Does NUMA impact memory bandwidth, or just latency?

I have a problem that is memory bandwidth limited -- I need to read a lot (many GB) of data sequentially from RAM, do some quick processing and write it sequentially to a different location in RAM. Memory latency is not a concern.

Is there any benefit from dividing the work between two or more cores in different NUMA zones?
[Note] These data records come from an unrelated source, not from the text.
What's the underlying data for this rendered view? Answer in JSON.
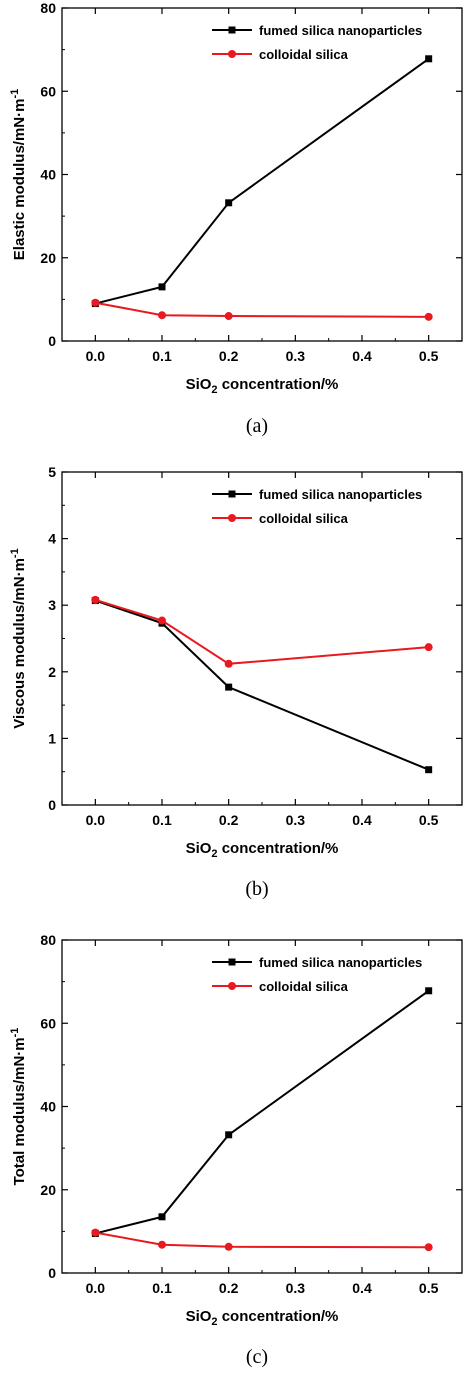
{
  "chart_data": [
    {
      "type": "line",
      "panel_label": "(a)",
      "xlabel": "SiO2 concentration/%",
      "ylabel": "Elastic modulus/mN·m-1",
      "x": [
        0.0,
        0.1,
        0.2,
        0.5
      ],
      "xlim": [
        -0.05,
        0.55
      ],
      "ylim": [
        0,
        80
      ],
      "xticks": [
        "0.0",
        "0.1",
        "0.2",
        "0.3",
        "0.4",
        "0.5"
      ],
      "yticks": [
        "0",
        "20",
        "40",
        "60",
        "80"
      ],
      "legend_position": "top-right",
      "series": [
        {
          "name": "fumed silica nanoparticles",
          "color": "#000000",
          "marker": "square",
          "values": [
            9.0,
            13.0,
            33.2,
            67.8
          ]
        },
        {
          "name": "colloidal silica",
          "color": "#e8191f",
          "marker": "circle",
          "values": [
            9.2,
            6.2,
            6.0,
            5.8
          ]
        }
      ]
    },
    {
      "type": "line",
      "panel_label": "(b)",
      "xlabel": "SiO2 concentration/%",
      "ylabel": "Viscous modulus/mN·m-1",
      "x": [
        0.0,
        0.1,
        0.2,
        0.5
      ],
      "xlim": [
        -0.05,
        0.55
      ],
      "ylim": [
        0,
        5
      ],
      "xticks": [
        "0.0",
        "0.1",
        "0.2",
        "0.3",
        "0.4",
        "0.5"
      ],
      "yticks": [
        "0",
        "1",
        "2",
        "3",
        "4",
        "5"
      ],
      "legend_position": "top-right",
      "series": [
        {
          "name": "fumed silica nanoparticles",
          "color": "#000000",
          "marker": "square",
          "values": [
            3.07,
            2.73,
            1.77,
            0.53
          ]
        },
        {
          "name": "colloidal silica",
          "color": "#e8191f",
          "marker": "circle",
          "values": [
            3.08,
            2.77,
            2.12,
            2.37
          ]
        }
      ]
    },
    {
      "type": "line",
      "panel_label": "(c)",
      "xlabel": "SiO2 concentration/%",
      "ylabel": "Total modulus/mN·m-1",
      "x": [
        0.0,
        0.1,
        0.2,
        0.5
      ],
      "xlim": [
        -0.05,
        0.55
      ],
      "ylim": [
        0,
        80
      ],
      "xticks": [
        "0.0",
        "0.1",
        "0.2",
        "0.3",
        "0.4",
        "0.5"
      ],
      "yticks": [
        "0",
        "20",
        "40",
        "60",
        "80"
      ],
      "legend_position": "top-right",
      "series": [
        {
          "name": "fumed silica nanoparticles",
          "color": "#000000",
          "marker": "square",
          "values": [
            9.5,
            13.5,
            33.2,
            67.8
          ]
        },
        {
          "name": "colloidal silica",
          "color": "#e8191f",
          "marker": "circle",
          "values": [
            9.7,
            6.8,
            6.3,
            6.2
          ]
        }
      ]
    }
  ]
}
Equivalently, does working across zones reduce the available bandwidth?

Solution

For bandwidth-limited, multi-threaded code, the behavior in a NUMA system will primarily depend how "local" each thread's data accesses are, and secondarily on details of the remote accesses.

In a typical 2-socket server system, the local memory bandwidth available to two NUMA nodes is twice that available to a single node. (But remember that it may take many threads running on many cores to reach asymptotic bandwidth for each socket.)
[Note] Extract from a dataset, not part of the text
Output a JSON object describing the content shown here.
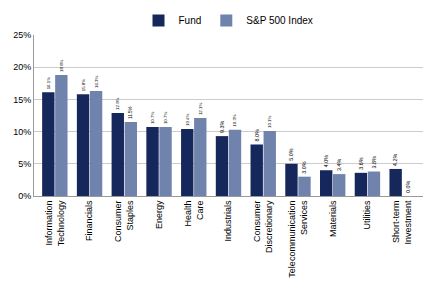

The STREAM Benchmark, for example, is typically run in a configuration that allows almost all accesses from every thread to be "local". This is implemented by assuming "first touch" NUMA placement -- when allocated memory is first written, the OS has to create mappings from the process virtual address space to physical addresses, and (by default) the OS chooses physical addresses that are in the same NUMA node as the core that executed the store instruction.
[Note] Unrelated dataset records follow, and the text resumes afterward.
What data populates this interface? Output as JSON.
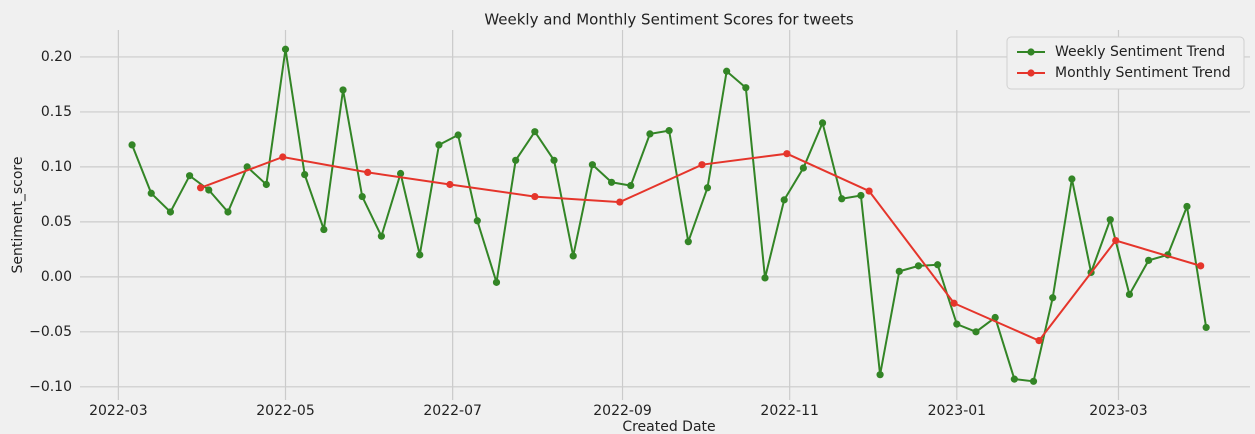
{
  "chart_data": {
    "type": "line",
    "title": "Weekly and Monthly Sentiment Scores for tweets",
    "xlabel": "Created Date",
    "ylabel": "Sentiment_score",
    "xlim": [
      "2022-02-15",
      "2023-04-18"
    ],
    "xticks": [
      {
        "value": "2022-03-01",
        "label": "2022-03"
      },
      {
        "value": "2022-05-01",
        "label": "2022-05"
      },
      {
        "value": "2022-07-01",
        "label": "2022-07"
      },
      {
        "value": "2022-09-01",
        "label": "2022-09"
      },
      {
        "value": "2022-11-01",
        "label": "2022-11"
      },
      {
        "value": "2023-01-01",
        "label": "2023-01"
      },
      {
        "value": "2023-03-01",
        "label": "2023-03"
      }
    ],
    "ylim": [
      -0.112,
      0.2245
    ],
    "yticks": [
      {
        "value": -0.1,
        "label": "−0.10"
      },
      {
        "value": -0.05,
        "label": "−0.05"
      },
      {
        "value": 0,
        "label": "0.00"
      },
      {
        "value": 0.05,
        "label": "0.05"
      },
      {
        "value": 0.1,
        "label": "0.10"
      },
      {
        "value": 0.15,
        "label": "0.15"
      },
      {
        "value": 0.2,
        "label": "0.20"
      }
    ],
    "grid": true,
    "legend": "upper right",
    "series": [
      {
        "name": "Weekly Sentiment Trend",
        "color": "#338526",
        "x": [
          "2022-03-06",
          "2022-03-13",
          "2022-03-20",
          "2022-03-27",
          "2022-04-03",
          "2022-04-10",
          "2022-04-17",
          "2022-04-24",
          "2022-05-01",
          "2022-05-08",
          "2022-05-15",
          "2022-05-22",
          "2022-05-29",
          "2022-06-05",
          "2022-06-12",
          "2022-06-19",
          "2022-06-26",
          "2022-07-03",
          "2022-07-10",
          "2022-07-17",
          "2022-07-24",
          "2022-07-31",
          "2022-08-07",
          "2022-08-14",
          "2022-08-21",
          "2022-08-28",
          "2022-09-04",
          "2022-09-11",
          "2022-09-18",
          "2022-09-25",
          "2022-10-02",
          "2022-10-09",
          "2022-10-16",
          "2022-10-23",
          "2022-10-30",
          "2022-11-06",
          "2022-11-13",
          "2022-11-20",
          "2022-11-27",
          "2022-12-04",
          "2022-12-11",
          "2022-12-18",
          "2022-12-25",
          "2023-01-01",
          "2023-01-08",
          "2023-01-15",
          "2023-01-22",
          "2023-01-29",
          "2023-02-05",
          "2023-02-12",
          "2023-02-19",
          "2023-02-26",
          "2023-03-05",
          "2023-03-12",
          "2023-03-19",
          "2023-03-26",
          "2023-04-02"
        ],
        "values": [
          0.12,
          0.076,
          0.059,
          0.092,
          0.079,
          0.059,
          0.1,
          0.084,
          0.207,
          0.093,
          0.043,
          0.17,
          0.073,
          0.037,
          0.094,
          0.02,
          0.12,
          0.129,
          0.051,
          -0.005,
          0.106,
          0.132,
          0.106,
          0.019,
          0.102,
          0.086,
          0.083,
          0.13,
          0.133,
          0.032,
          0.081,
          0.187,
          0.172,
          -0.001,
          0.07,
          0.099,
          0.14,
          0.071,
          0.074,
          -0.089,
          0.005,
          0.01,
          0.011,
          -0.043,
          -0.05,
          -0.037,
          -0.093,
          -0.095,
          -0.019,
          0.089,
          0.004,
          0.052,
          -0.016,
          0.015,
          0.02,
          0.064,
          -0.046
        ]
      },
      {
        "name": "Monthly Sentiment Trend",
        "color": "#e5352b",
        "x": [
          "2022-03-31",
          "2022-04-30",
          "2022-05-31",
          "2022-06-30",
          "2022-07-31",
          "2022-08-31",
          "2022-09-30",
          "2022-10-31",
          "2022-11-30",
          "2022-12-31",
          "2023-01-31",
          "2023-02-28",
          "2023-03-31"
        ],
        "values": [
          0.081,
          0.109,
          0.095,
          0.084,
          0.073,
          0.068,
          0.102,
          0.112,
          0.078,
          -0.024,
          -0.058,
          0.033,
          0.01
        ]
      }
    ]
  }
}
"Local" bandwidth (to DRAM) in most systems is approximately symmetric (for reads and writes) and relatively easy to understand. "Remote" bandwidth is much more asymmetric for reads and writes, and there is usually significant contention between the read/write commands going between the chips and the data moving between the chips. The overall ratio of local to remote bandwidth also varies significantly across processor generations. For some processors (e.g., Xeon E5 v3 and probably v4), the interconnect is relatively fast, so jobs with poor locality can often be run with all of the memory interleaved between the two sockets. Local bandwidths have increased significantly since then, with more recent processors generally strongly favoring local access.

Example from the Intel Xeon Platinum 8160 (2 UPI links between chips):

Local Bandwidth for Reads (each socket) ~112 GB/s
Remote Bandwidth for Reads (one-direction at a time) ~34 GB/s
Local bandwidth scales perfectly in two-socket systems, and remote bandwidth also scales very well when using both sockets (each socket reading data from the other socket).

It gets more complicated with combined read and write traffic between sockets, because the read traffic from node 0 to node 1 competes with the write traffic from node 1 to node 0, etc.

Local Bandwidth for 1R:1W (each socket) ~101 GB/s (reduced due to read/write scheduling overhead)
Remote Bandwidth for 1R:1W (one socket running at a time) ~50 GB/s -- more bandwidth is available because both directions are being used, but this also means that if both sockets are doing the same thing, there will be conflicts. I see less than 60 GB/s aggregate when both sockets are running 1R:1W remote at the same time.

Of course different ratios of local to remote accesses will change the scaling. Timing can also be an issue -- if the threads are doing local accesses at the same time, then remote accesses at the same time, there will be more contention in the remote access portion (compared to a case in which the threads are doing their remote accesses at different times).